This Girl Loves #thisgirlcan

Billboards like this one accompany the TV portion of the campaign. Image credit: Sport England

For me, visits abroad always include at least a few minutes in the hotel of the local television fare (even if I don’t speak the language—sometimes that’s even better). My visit to London last week came not too far behind the January 12 launch of Sport England’s already-viral “This Girl Can” campaign, designed to both celebrate women being athletic as well as to encourage them to be so more often, regardless of whether they look like any other ad campaign might portray them. Because I’m a woefully out-of-touch American, this was the first I’d seen it, so for those of you who already have, forgive me for the late sharing.

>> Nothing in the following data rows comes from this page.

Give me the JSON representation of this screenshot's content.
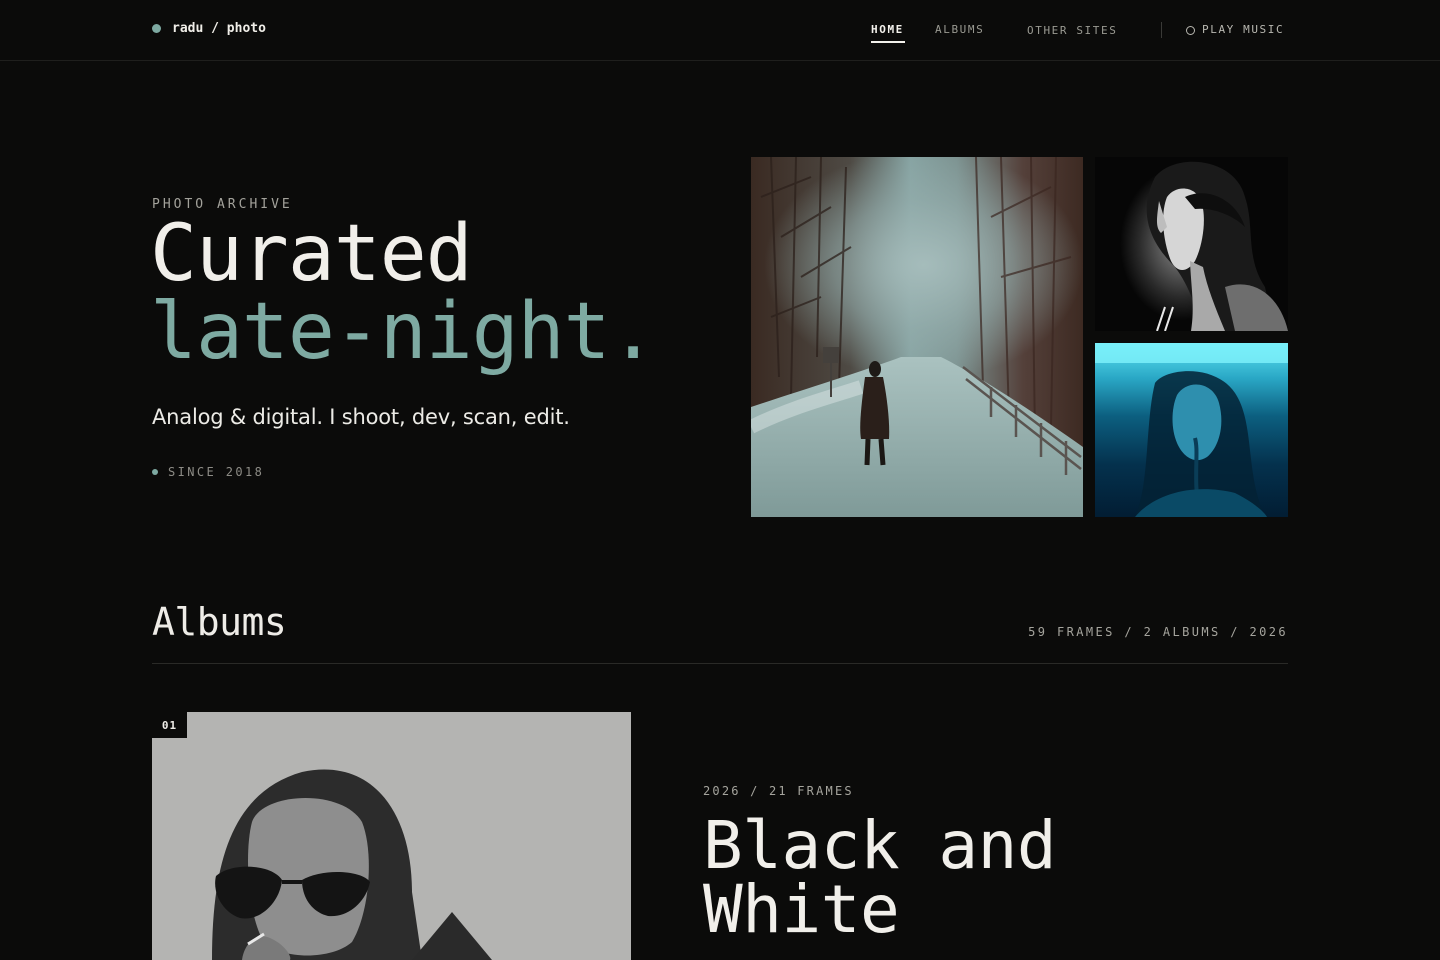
{
  "nav": {
    "brand": "radu / photo",
    "links": [
      {
        "label": "HOME",
        "active": true
      },
      {
        "label": "ALBUMS",
        "active": false
      },
      {
        "label": "OTHER SITES",
        "active": false
      }
    ],
    "music_label": "PLAY MUSIC"
  },
  "hero": {
    "eyebrow": "PHOTO ARCHIVE",
    "title_line1": "Curated",
    "title_line2": "late-night.",
    "tagline": "Analog & digital. I shoot, dev, scan, edit.",
    "since": "SINCE 2018"
  },
  "albums": {
    "heading": "Albums",
    "stats": "59 FRAMES / 2 ALBUMS / 2026",
    "items": [
      {
        "index": "01",
        "meta": "2026 / 21 FRAMES",
        "title": "Black and White"
      }
    ]
  },
  "colors": {
    "background": "#0b0b0a",
    "accent": "#7eaaa2",
    "text": "#f1efea",
    "muted": "#a5a49d"
  }
}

My first reaction, before I even knew what it was, was an internal cheer of solidarity to the opening shot, as we see the rear view of a woman who no doubt has been discouraged from wearing a two-piece swimsuit. She adjusts her bottoms in a defiant snap.

I jiggle, therefore I am, the spot later echoes.

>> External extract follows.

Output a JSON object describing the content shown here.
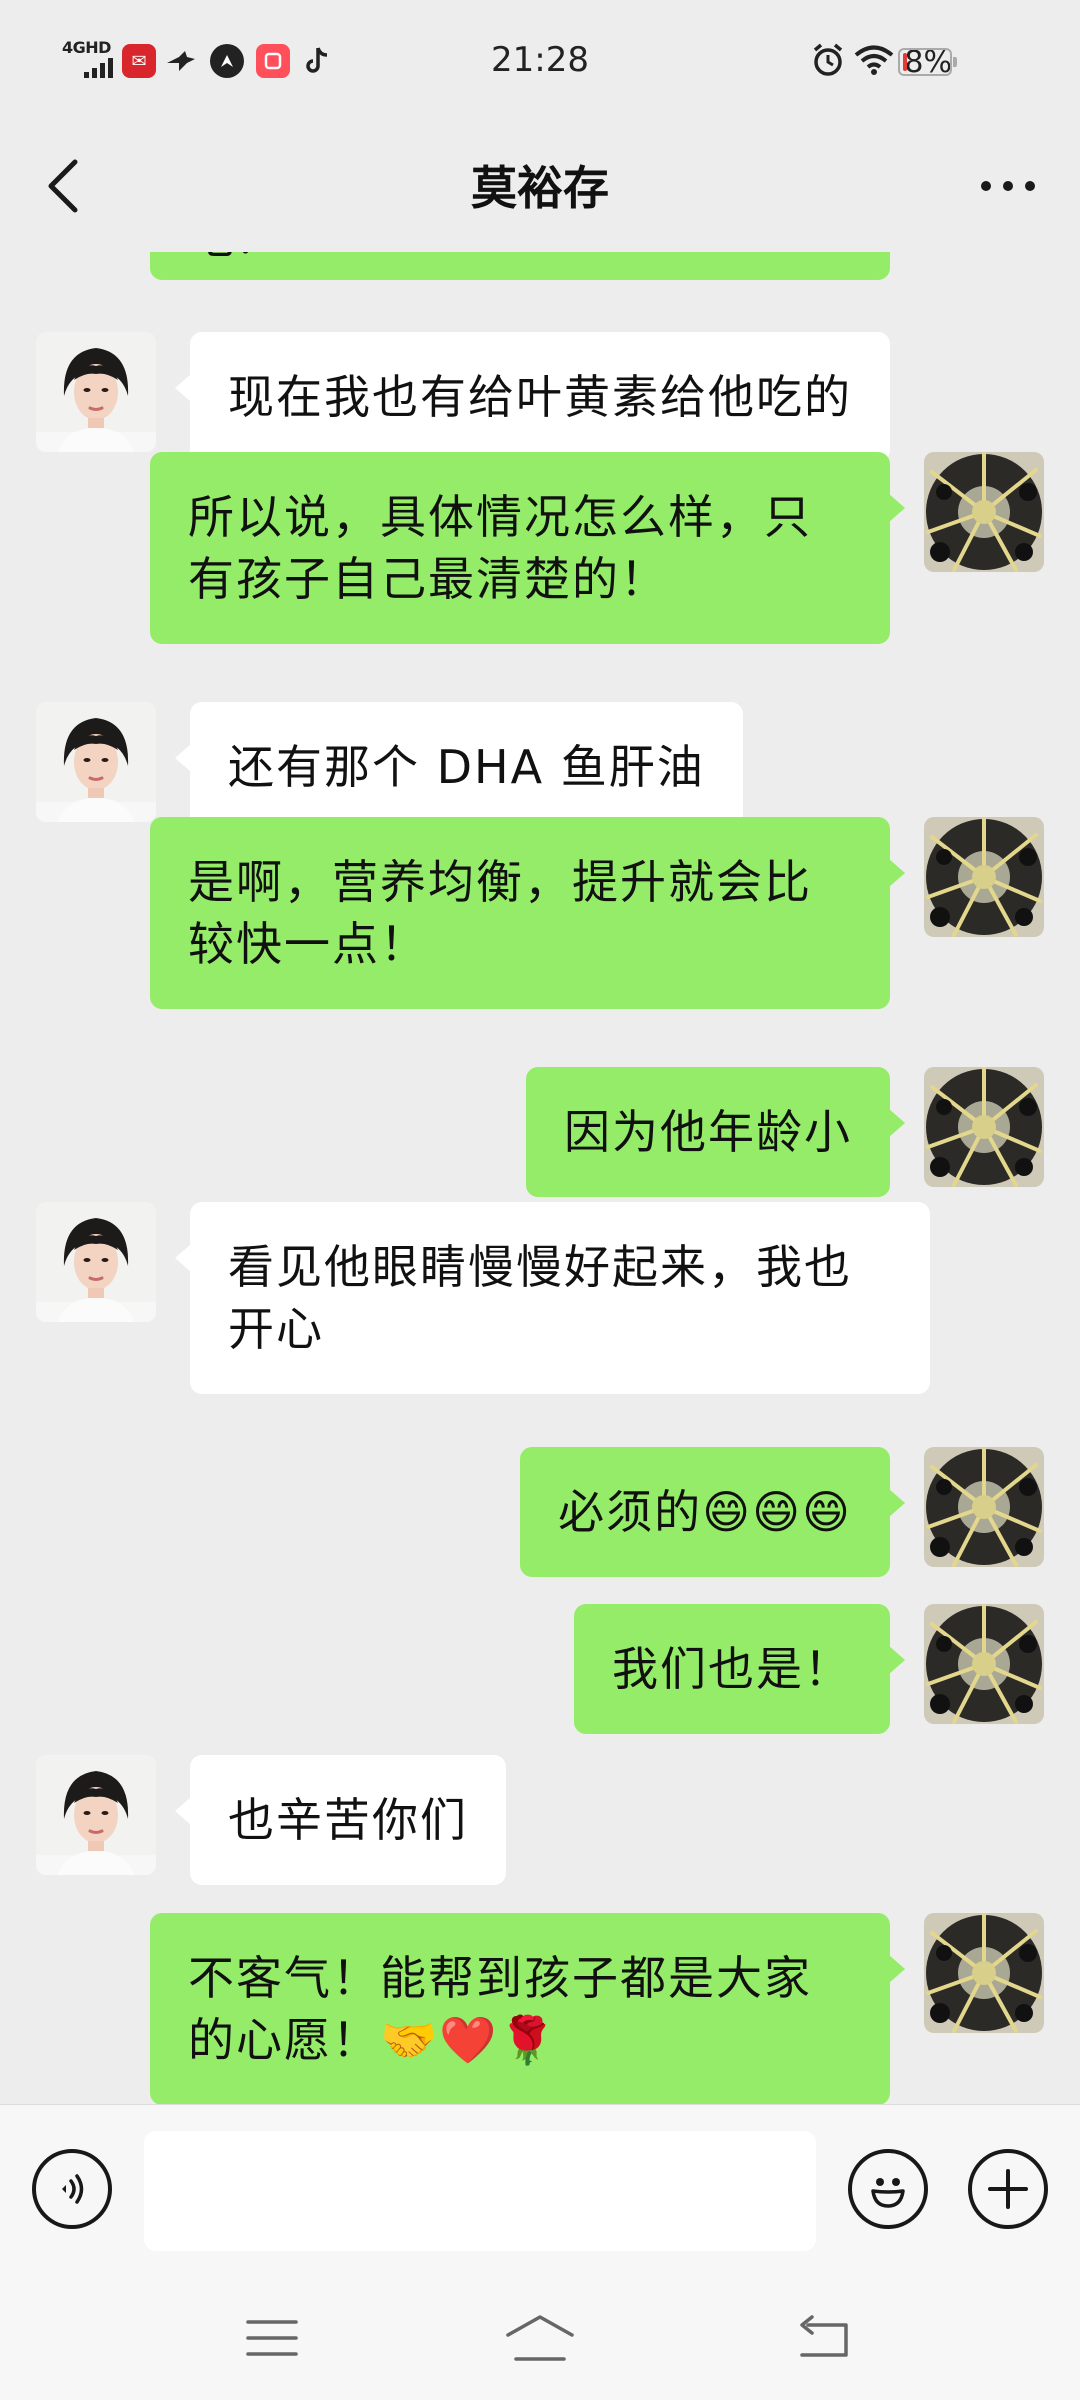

I’m not an especially large woman, but I’m also never going to look like a Danskin ad in ballet class, much to my teenage self’s chagrin, nor a Lululemon ad in a yoga class, which my adult self is quite OK with. And that’s what this campaign reinforced. Real athleticism doesn’t look like the photos in the gym brochure. (Except when it does, that every once in a while, and that’s OK, too. Somebody has to be in those other ads.) Every body has the potential to be an athlete’s body.

It reminded me of another project I saw recently, where SmugMug took the opportunity of decorating the company gym to prove that anyone can look like those perfectly sleek athletes—with the right lighting and photographer, of course.

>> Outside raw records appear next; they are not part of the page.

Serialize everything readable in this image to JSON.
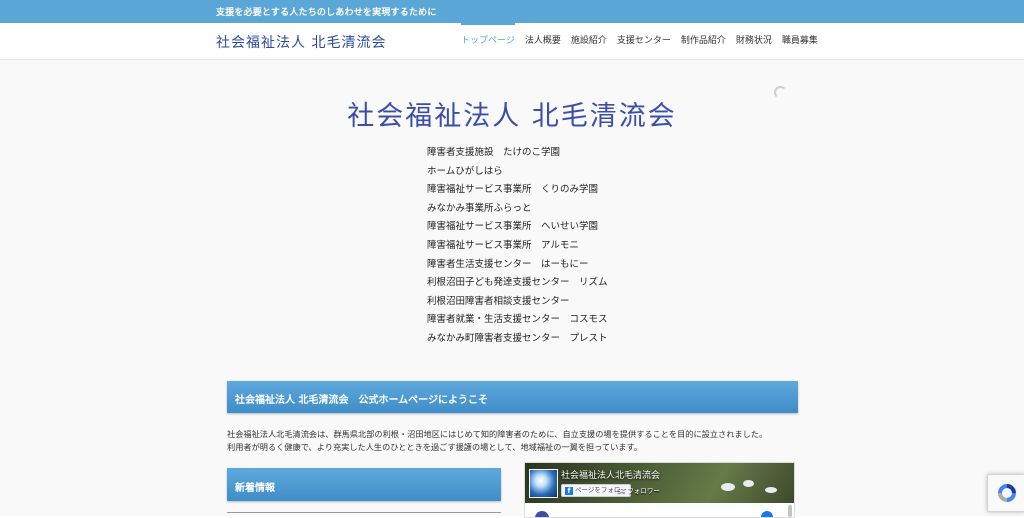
{
  "topbar": {
    "tagline": "支援を必要とする人たちのしあわせを実現するために"
  },
  "header": {
    "logo": "社会福祉法人 北毛清流会",
    "nav": [
      {
        "label": "トップページ",
        "active": true
      },
      {
        "label": "法人概要",
        "active": false
      },
      {
        "label": "施設紹介",
        "active": false
      },
      {
        "label": "支援センター",
        "active": false
      },
      {
        "label": "制作品紹介",
        "active": false
      },
      {
        "label": "財務状況",
        "active": false
      },
      {
        "label": "職員募集",
        "active": false
      }
    ]
  },
  "hero": {
    "title": "社会福祉法人 北毛清流会",
    "facilities": [
      "障害者支援施設　たけのこ学園",
      "ホームひがしはら",
      "障害福祉サービス事業所　くりのみ学園",
      "みなかみ事業所ふらっと",
      "障害福祉サービス事業所　へいせい学園",
      "障害福祉サービス事業所　アルモニ",
      "障害者生活支援センター　はーもにー",
      "利根沼田子ども発達支援センター　リズム",
      "利根沼田障害者相談支援センター",
      "障害者就業・生活支援センター　コスモス",
      "みなかみ町障害者支援センター　プレスト"
    ]
  },
  "welcome": {
    "heading": "社会福祉法人 北毛清流会　公式ホームページにようこそ",
    "lines": [
      "社会福祉法人北毛清流会は、群馬県北部の利根・沼田地区にはじめて知的障害者のために、自立支援の場を提供することを目的に設立されました。",
      "利用者が明るく健康で、より充実した人生のひとときを過ごす援護の場として、地域福祉の一翼を担っています。"
    ]
  },
  "news": {
    "heading": "新着情報"
  },
  "facebook": {
    "page_name": "社会福祉法人北毛清流会",
    "follow_label": "ページをフォロー",
    "follower_count": "54 フォロワー"
  },
  "colors": {
    "accent": "#5aa6d6",
    "logo_blue": "#2b4a9c",
    "facebook_blue": "#1877f2"
  },
  "icons": {
    "recaptcha": "recaptcha-icon",
    "facebook": "facebook-f-icon"
  }
}
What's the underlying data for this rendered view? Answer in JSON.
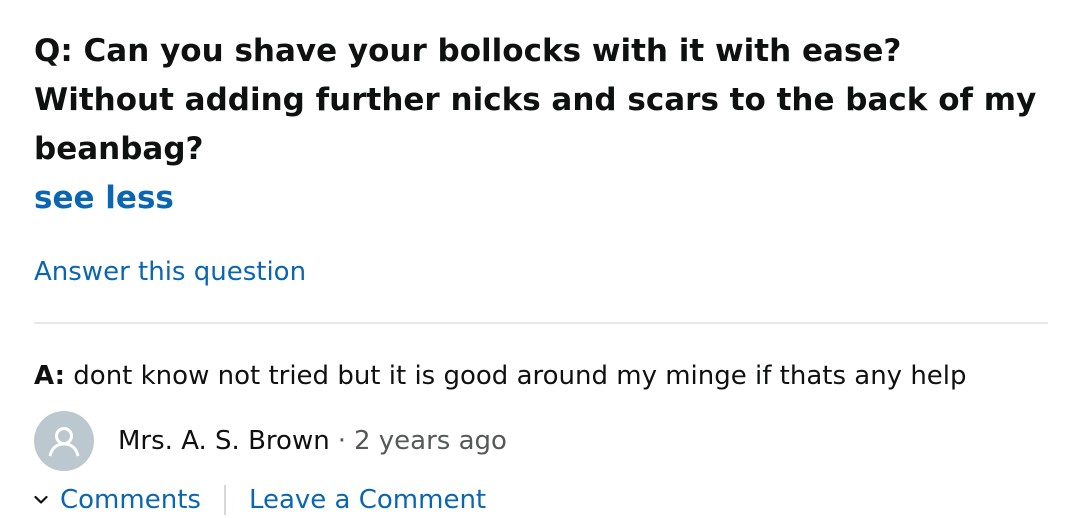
{
  "question": {
    "text": "Q: Can you shave your bollocks with it with ease? Without adding further nicks and scars to the back of my beanbag?",
    "see_less_label": "see less",
    "answer_link_label": "Answer this question"
  },
  "answer": {
    "prefix": "A:",
    "text": " dont know not tried but it is good around my minge if thats any help",
    "author": "Mrs. A. S. Brown",
    "separator": "·",
    "time": "2 years ago"
  },
  "actions": {
    "comments_label": "Comments",
    "leave_comment_label": "Leave a Comment",
    "chevron_icon": "chevron-down-icon"
  },
  "colors": {
    "link": "#0a66b2",
    "text": "#0f1111",
    "muted": "#565959",
    "avatar_bg": "#bcc8cf",
    "divider": "#e7e7e7"
  }
}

Sport England launched their campaign based on researched that showed 75% of women aged 14-40 would exercise more but held back for fear of what others thought of them. Let’s put that more bluntly. A solid 3/4 of women surveyed chose to negatively impact their health because somebody thought they might look a bit chubby in their yoga pants.

Similar to SmugMug’s internal project, the women featured in the spot are street-cast, not actresses, simply doing the sports that they enjoy doing, montaged to the beat of Missy Elliott. (Read more about the production of the spot at

The Guardian had a quite different response to the ad, though. I’m not going to link to that story, but I will share this excellent response to it for those who didn’t find the Sport England spot encouraging.

The bottom line is a spot that tells the important story: Fitness isn’t just for the already-fit. It’s for the will-be-fit and once-were-fit and would-like-to-be-fit and the dammit-I’m-going-to-try-this-one-more-time-anyway.